TheiaCoV Epidemiology Series

Genomic Epidemiology is an important approach in the effort to mitigate disease transmission. An often-critical step is generating phylogenetic trees to explore the genetic relationship between viruses on a local, national or global scale. The TheiaCoV Epidemiology Series facilitates this for SARS-CoV-2 by generating files for visualization of phylogenetic trees with accompanying metadata.

The TheiaCoV Epidemiology Series contains two WDL workflows: TheiaCoV_Augur_Prep and TheiaCoV_Augur_Run. These must be run sequentially to first prepare each individual sample for running Augur, and second to run Augur itself on the set of samples, generating the phylogenetic tree files with accompanying metadata. The outputs from these workflows can be vizualised in Auspice and UShER. Helpful resources from the CDC provide an introduction to NextStrain (which includes Auspice), guides to NextStrain interactive trees and an introduction of UShER. There is also a video about how to read trees if this is new to you.

TheiaCoV_Augur_Prep

The TheiaCoV_Augur_Prep workflow was written to prepare individual sample assemblies and their metadata for subsequently running the TheiaCoV_Augur_Run analysis.

Input: The TheiaCoV_Augur_Prep workflow takes assembly FASTA files and metadata formatted in a datatable. FASTA files may be generated with one of the TheiaCoV Characterization workflows and should adhere to quality control guidelines, (e.g. QC guidelines produced by PH4GE). The metadata can be uploaded to Terra as TSV file, formatted as in this example.

Action: Using BASH commands, assembly files are de-identified and their metadata are reformatted into individual augur_metadata.tsv files which are later used with the Augur software in TheiaCoV_Augur_Run.

More details for using the TheiaCoV_Augur_Prep workflow can be found in tables of required inputs, optional inputs and outputs.

TheiaCoV_Augur_Run

The TheiaCoV_Augur_Run workflow takes a set of assembly/concensus files (FASTA format) and sample metadata files (TSV format) that have been reformatted using TheiaCoV_Augur_Prep and runs Augur via a a modified version of The Broad Institute’s sarscov2_nextstrain WDL workflow to generate the phylogenetic tree files with accompanying metadata. It will also be used to infer SNP distances and create a static PDF report.
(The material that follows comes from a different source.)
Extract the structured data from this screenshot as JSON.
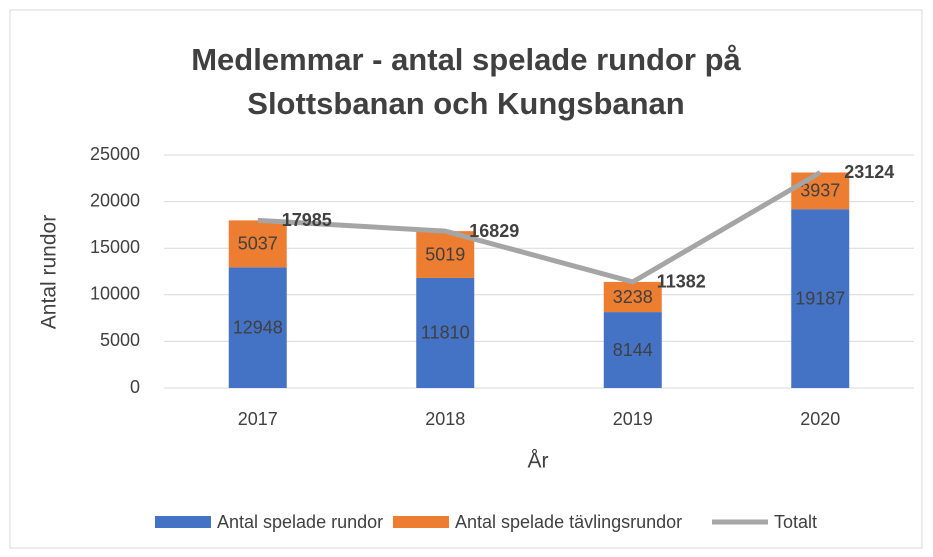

Input: The TheiaCoV_Augur_Run workflow takes in a set of SARS-CoV-2 FASTA and metadata files. If running the workflow via Terra, individual samples will need to be added to a set level datatable before running the workflow. Input FASTAs should meet QA metrics. Sets of FASTAs with highly discordant quality metrics may result in inaccurate inference of genetic relatedness. There must be some sequence diversity among the set of input assemblies. If insufficient diversity is present, it may be necessary to add a more divergent sequence to the set.

Action: The TheiaCoV_Augur_Run workflow uses the inputs to generate a phylogenetic tree in JSON format that is compatible with phylogenetic tree visualization software.

Output: The output JSON is intended to be uploaded to Auspice to view the phylogenetic tree. This provides a visualization of the genetic relationships between your set of samples. The metadata_merged output can also be uploaded to add context to the phylogenetic visualization. The combined_assemblies output can be uploaded to UShER to view the samples on a global tree of representative sequences from the public repositories.

Note

You may generate phylogenies multiple times, running the TheiaCov_Augur_Run workflow, assessing results and amending inputs to generate a final tree with suffient diversity and high-quality data of interest.

More details for using the TheiaCoV_Augur_Run workflow can be found in tables of required inputs, optional inputs and outputs.

References

When publishing work using TheiaCoV_Augur workflows, please reference the following:

Nextstrain: Hadfield J, Megill C, Bell SM, Huddleston J, Potter B, Callender C, Sagulenko P, Bedford T, Neher RA. Nextstrain: real-time tracking of pathogen evolution. Bioinformatics. 2018 Dec 1;34(23):4121-3.

To publish work using inferences from UShER, please references

UShER: Turakhia Y, Thornlow B, Hinrichs AS, De Maio N, Gozashti L, Lanfear R, Haussler D, Corbett-Detig R. Ultrafast Sample placement on Existing tRees (UShER) enables real-time phylogenetics for the SARS-CoV-2 pandemic. Nature Genetics. 2021 Jun;53(6):809-16.